Tamar Kristesiashvili, a part-time ninth and 12th grade teacher, says that teachers cannot avoid using the new teaching methods because the new manuals feature assignments and projects that demand their use. But she sometimes finds the additional workload hard to take on her paltry salary. This winter, she hoped to bring her granddaughter to a performance of the Nutcracker at the Tbilisi Opera House, but seats cost 25 GEL and she couldn’t afford the tickets.

“The income that teachers receive is unimaginably low. We have no possibility to participate in the cultural events of the city,” Kristesaishvili complained. “And yet, we are given strict instructions on what to do and how to do it.”

Kristesiashvili, who is of pension age, has been teaching physics since 1961. The Ministry of Education and Science has no precise statistics on how many teachers of pension age continue to work, but they are not an uncommon sight in Georgian schools. The process of pensioning out teachers is not standardized, but is up to each individual school; when a teacher is old enough to retire, the director of the school decides to put the teacher on his or her pension, or keep him or her on as an employee.

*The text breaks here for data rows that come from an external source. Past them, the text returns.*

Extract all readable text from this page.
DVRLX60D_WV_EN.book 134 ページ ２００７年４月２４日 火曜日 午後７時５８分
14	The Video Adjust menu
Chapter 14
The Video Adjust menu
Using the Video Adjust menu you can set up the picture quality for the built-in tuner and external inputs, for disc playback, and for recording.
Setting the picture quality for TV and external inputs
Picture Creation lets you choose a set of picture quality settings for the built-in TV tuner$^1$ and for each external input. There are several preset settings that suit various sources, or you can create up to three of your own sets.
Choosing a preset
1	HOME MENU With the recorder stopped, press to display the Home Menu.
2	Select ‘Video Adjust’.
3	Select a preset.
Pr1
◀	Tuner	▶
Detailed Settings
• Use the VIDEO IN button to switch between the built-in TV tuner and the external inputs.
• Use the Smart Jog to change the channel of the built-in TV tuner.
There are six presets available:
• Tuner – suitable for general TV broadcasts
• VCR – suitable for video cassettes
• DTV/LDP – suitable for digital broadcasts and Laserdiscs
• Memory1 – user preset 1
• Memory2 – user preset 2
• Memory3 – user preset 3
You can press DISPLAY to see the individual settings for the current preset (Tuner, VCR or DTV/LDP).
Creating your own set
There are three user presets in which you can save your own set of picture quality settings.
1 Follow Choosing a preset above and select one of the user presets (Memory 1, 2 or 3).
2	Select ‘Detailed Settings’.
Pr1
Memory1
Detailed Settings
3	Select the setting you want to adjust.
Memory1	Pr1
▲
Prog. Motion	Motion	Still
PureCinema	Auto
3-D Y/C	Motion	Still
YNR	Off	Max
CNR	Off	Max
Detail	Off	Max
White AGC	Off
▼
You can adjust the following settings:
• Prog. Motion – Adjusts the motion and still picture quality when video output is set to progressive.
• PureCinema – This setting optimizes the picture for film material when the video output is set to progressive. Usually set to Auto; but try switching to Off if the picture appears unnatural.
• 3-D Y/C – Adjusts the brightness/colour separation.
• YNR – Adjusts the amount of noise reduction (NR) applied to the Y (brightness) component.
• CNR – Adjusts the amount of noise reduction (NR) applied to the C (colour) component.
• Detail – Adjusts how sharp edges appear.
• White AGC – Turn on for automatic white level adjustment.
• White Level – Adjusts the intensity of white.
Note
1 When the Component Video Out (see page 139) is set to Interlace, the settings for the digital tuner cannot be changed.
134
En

Kristesiashvili has a mixed impression of the new teaching methods. “Sometimes it has results, and sometimes it does not. I think it’s easier for those who are younger to use these methods,” she said. She has recently started to encourage her students to use the Internet in their assignments for her astronomy class, asking them to do research on global warming, the ozone layer, and other topics.

However, Kristesiashvili may be forced to make way for younger teachers trained under the new system in the near future. Since 2004, all elementary and high school teachers have been obliged to pass rigorous professional tests, testing their knowledge of the subjects they teach. Many lost their positions after the initial round of testing. Compulsory licensing exams were scheduled to take place in 2008, but the tests have been postponed. Tamuna Onoprienko, the spokesperson of the Teachers Professional Development Center, says that the new examinations will be implemented in 2010.

Increased Transparency

Under the new system, high school graduates also have to undergo stringent examinations to prove their academic merit. Since 2005, students wishing to go on to higher education are required to write a unified entrance exam testing their knowledge of Georgian language and literature, general skills, and a foreign language selected by their intended faculty. Students must also be tested in an elective subject, such as literature, mathematics, history, social sciences, and natural sciences.

Before 2005, each faculty held its own entrance exam, an infamously corrupt process. The move toward standardized testing was deliberately designed to eliminate the old practice of paying bribes to pass the exams and secure one’s seat in Georgia’s universities. Now, students are accepted to universities solely on the basis of how many points they receive on the exam.

Pavle Tvalishvili was the head of the Rustavi Exam Center during the first year of the new national exams in 2005. Tvaliashvili said that with the new national exams, corruption did, in fact, decrease. “Parents and students were satisfied with these entrance exams and the attitude toward it was completely positive,” he argued.

International observers confirm his opinion. In its 2007 Nations in Transit report, Freedom House observed that the exams “virtually cleaned out the notoriously corrupt process of admission examinations in universities”.